Noise-induced inhibitory suppression of malfunction neural oscillators

TL;DR

This paper explores how noise and inhibitory coupling can suppress malfunctioning neural oscillations while allowing specific signals to pass, offering potential new medical strategies for neural disorder treatment.

Contribution

It introduces a novel mechanism where noise and inhibition interplay to control neural oscillations, enabling suppression of malfunctions without losing signal transmission.

Findings

Suppression of neural oscillations achieved through inhibitory coupling and noise.

Resonant interplay allows specific frequency signals to transmit.

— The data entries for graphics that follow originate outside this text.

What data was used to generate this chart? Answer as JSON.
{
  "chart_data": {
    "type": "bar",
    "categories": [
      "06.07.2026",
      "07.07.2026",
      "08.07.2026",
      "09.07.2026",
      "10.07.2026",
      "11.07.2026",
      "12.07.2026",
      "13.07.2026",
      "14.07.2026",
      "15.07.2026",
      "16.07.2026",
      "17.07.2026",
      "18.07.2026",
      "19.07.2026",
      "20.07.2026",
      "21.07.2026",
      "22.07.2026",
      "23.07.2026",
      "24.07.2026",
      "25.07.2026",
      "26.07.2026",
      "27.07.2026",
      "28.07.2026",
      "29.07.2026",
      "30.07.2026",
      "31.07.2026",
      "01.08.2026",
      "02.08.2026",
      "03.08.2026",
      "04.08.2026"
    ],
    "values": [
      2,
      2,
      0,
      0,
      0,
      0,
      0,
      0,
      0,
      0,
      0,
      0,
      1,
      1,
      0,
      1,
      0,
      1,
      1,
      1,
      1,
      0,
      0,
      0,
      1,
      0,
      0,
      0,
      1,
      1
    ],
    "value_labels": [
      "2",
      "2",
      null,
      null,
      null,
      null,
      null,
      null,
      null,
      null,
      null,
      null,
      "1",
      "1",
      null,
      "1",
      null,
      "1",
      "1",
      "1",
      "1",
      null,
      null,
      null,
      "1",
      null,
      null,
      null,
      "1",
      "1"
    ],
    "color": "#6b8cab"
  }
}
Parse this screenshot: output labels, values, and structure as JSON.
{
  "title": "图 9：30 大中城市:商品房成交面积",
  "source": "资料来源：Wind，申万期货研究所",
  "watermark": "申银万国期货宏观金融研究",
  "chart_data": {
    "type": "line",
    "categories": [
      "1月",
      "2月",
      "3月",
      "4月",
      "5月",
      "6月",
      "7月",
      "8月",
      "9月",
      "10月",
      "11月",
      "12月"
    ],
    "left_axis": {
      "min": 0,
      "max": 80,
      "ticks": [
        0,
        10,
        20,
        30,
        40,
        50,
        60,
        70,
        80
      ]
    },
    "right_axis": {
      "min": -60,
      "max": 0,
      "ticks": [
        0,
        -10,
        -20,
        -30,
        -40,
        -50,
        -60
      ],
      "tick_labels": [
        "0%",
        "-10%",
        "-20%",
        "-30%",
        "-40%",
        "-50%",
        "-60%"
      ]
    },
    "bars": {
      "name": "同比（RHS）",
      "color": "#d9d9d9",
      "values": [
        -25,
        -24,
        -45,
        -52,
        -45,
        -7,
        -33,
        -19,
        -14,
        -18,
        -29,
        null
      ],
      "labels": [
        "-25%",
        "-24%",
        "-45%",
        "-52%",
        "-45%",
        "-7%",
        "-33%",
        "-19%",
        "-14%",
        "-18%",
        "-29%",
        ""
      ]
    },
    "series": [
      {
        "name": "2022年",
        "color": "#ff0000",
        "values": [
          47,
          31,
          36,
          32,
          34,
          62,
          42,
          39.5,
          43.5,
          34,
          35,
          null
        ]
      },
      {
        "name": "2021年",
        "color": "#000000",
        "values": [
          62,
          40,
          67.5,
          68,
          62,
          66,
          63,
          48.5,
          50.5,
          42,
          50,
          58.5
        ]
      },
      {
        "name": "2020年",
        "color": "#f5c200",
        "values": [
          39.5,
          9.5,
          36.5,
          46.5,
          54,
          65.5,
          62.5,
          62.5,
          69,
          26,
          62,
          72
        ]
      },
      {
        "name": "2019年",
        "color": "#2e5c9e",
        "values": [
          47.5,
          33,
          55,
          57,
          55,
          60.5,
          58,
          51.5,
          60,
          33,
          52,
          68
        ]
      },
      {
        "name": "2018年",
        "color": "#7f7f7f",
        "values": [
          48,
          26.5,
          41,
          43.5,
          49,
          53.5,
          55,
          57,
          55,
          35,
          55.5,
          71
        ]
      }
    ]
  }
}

Control of suppression is effective via coupling and noise amplitudes.

Abstract

Motivated by the aim to find new medical strategies to suppress undesirable neural synchronization we study the control of oscillations in a system of inhibitory coupled noisy oscillators. Using dynamical properties of inhibition, we find regimes when the malfunction oscillations can be suppressed but the information signal of a certain frequency can be transmitted through the system. The mechanism of this phenomenon is a resonant interplay of noise and the transmission signal provided by certain value of inhibitory coupling. Analyzing a system of three or four oscillators representing neural clusters, we show that this suppression can be effectively controlled by coupling and noise amplitudes.